When corporate managers first learned that the Chinese word for “change” combines two characters meaning “danger” and “opportunity”, their enthusiasm for this new thought was endless. Not since the old Army concept of “zero defects” had an aphorism so captured the limited imagination of the business world. As if from an assembly line, the observation that the Chinese word for change combines characters meaning both danger and opportunity reproduced itself at conferences, pep talks, meetings, training sessions and even in corporations’ annual reports. I remember hearing it several times. There is a complementary Chinese curse, almost equally well known: “May you live in interesting times”. Those times are upon us again and China seems well situated to make something of the opportunities they present.

This has so far been an exceptional year for China’s image and reputation. They “won” their own Beijing Games, depending on whether gold or total medals are counted. But however you count them, who knew that China was so competitive in so many sports? Gymnastics, judo and ping pong for sure but how about gold medals in sailing, weightlifting and kayaking? And Chinese women took the silver and bronze medals in beach volleyball. If they have television wherever Mao is now he must have been stunned at that one.

Last week, on September 27th, a Chinese astronaut took the country’s first “space walk”, in a Chinese-made space suit, five years after China put its first man in orbit. Interestingly, though the Chinese space program might seem recent the base from which they launched in the Gobi desert began construction in 1958, fifty years ago and only 8 years after the Peoples Liberation Army first took power. China was at the time an impoverished, third world, rural economy with a fifty-year history of civil war, invasion and famine. So they evidently think long-term here.

The debt-ridden economies of the West are now contracting and would probably be collapsing but for unprecedented government interventions in North America and Europe. You can sense the panic building as formerly blue chips like AIG dwindle to penny stock status. Will it be a recession (two consecutive quarters of negative growth) or a severe recession (ten point reduction in GDP) or a depression (30 point reduction in GDP)? The choice at the moment seems to be between the last two. All that’s certain is that Western governments are going to incur tremendous debt as they attempt to stall the momentum toward panic. The US national debt – from which the excesses of the past and the emergency of the present are funded – is now $10.1 trillion, heading toward $11.3 trillion, about 70% of GDP. Twenty-five percent of that amount is owed to foreign countries and of those foreign debtors China is the second largest, owning $519 billion of US treasury bonds.

China also has a current surplus of $1.8 trillion, no sub prime problem in its banking system, and no credit problem in its economy. As far as I can tell, there is no credit. This is a cash economy. I haven’t used a credit card since I arrived in China because I can’t find anywhere that takes one. I am told that there are domestic credit cards but I haven’t seen anyone using them. So, if there are really no hidden problems in the Chinese economy and banking system – apart from the fact that the country’s biggest customers are now basket cases - how might they emerge from this global turmoil?
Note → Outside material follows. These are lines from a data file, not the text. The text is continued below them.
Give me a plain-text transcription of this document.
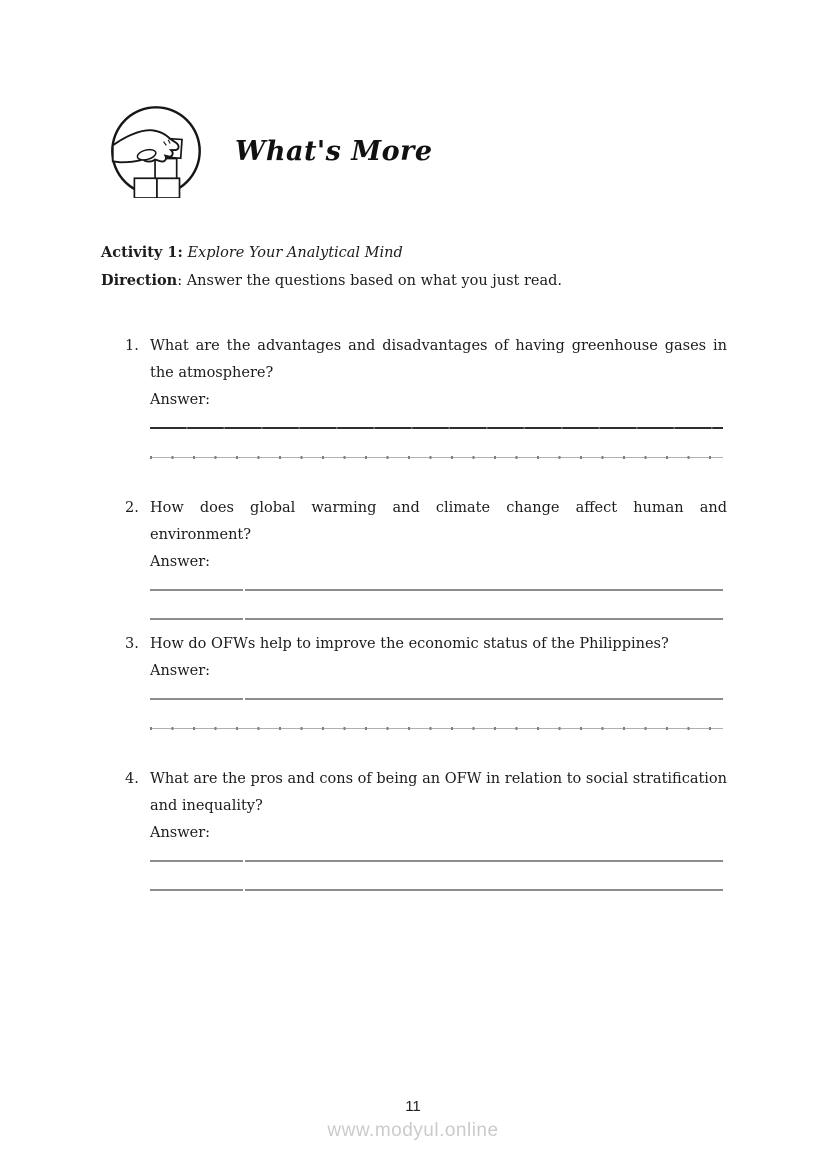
What's More
Activity 1: Explore Your Analytical Mind
Direction: Answer the questions based on what you just read.
1. What are the advantages and disadvantages of having greenhouse gases in the atmosphere?
Answer:
2. How does global warming and climate change affect human and environment?
Answer:
3. How do OFWs help to improve the economic status of the Philippines?
Answer:
4. What are the pros and cons of being an OFW in relation to social stratification and inequality?
Answer:
11
www.modyul.online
China’s Premier, Wen Binjiao, was quoted yesterday as saying that “what China can do for the world is keep growing”. China’s economy has grown at an average rate of 10% in each of the last 30 years and this year and next the rate is projected at between 8% and 9%. That projection may be wishful thinking since it comes from the CEO of Rio Tinto, a very large mining and metals conglomerate, who admits that his own company’s prospects depend on that growth rate. The panelists at the discussion where this prediction was cited, however, agreed that the role of China in the world economy is about to become substantially more prominent.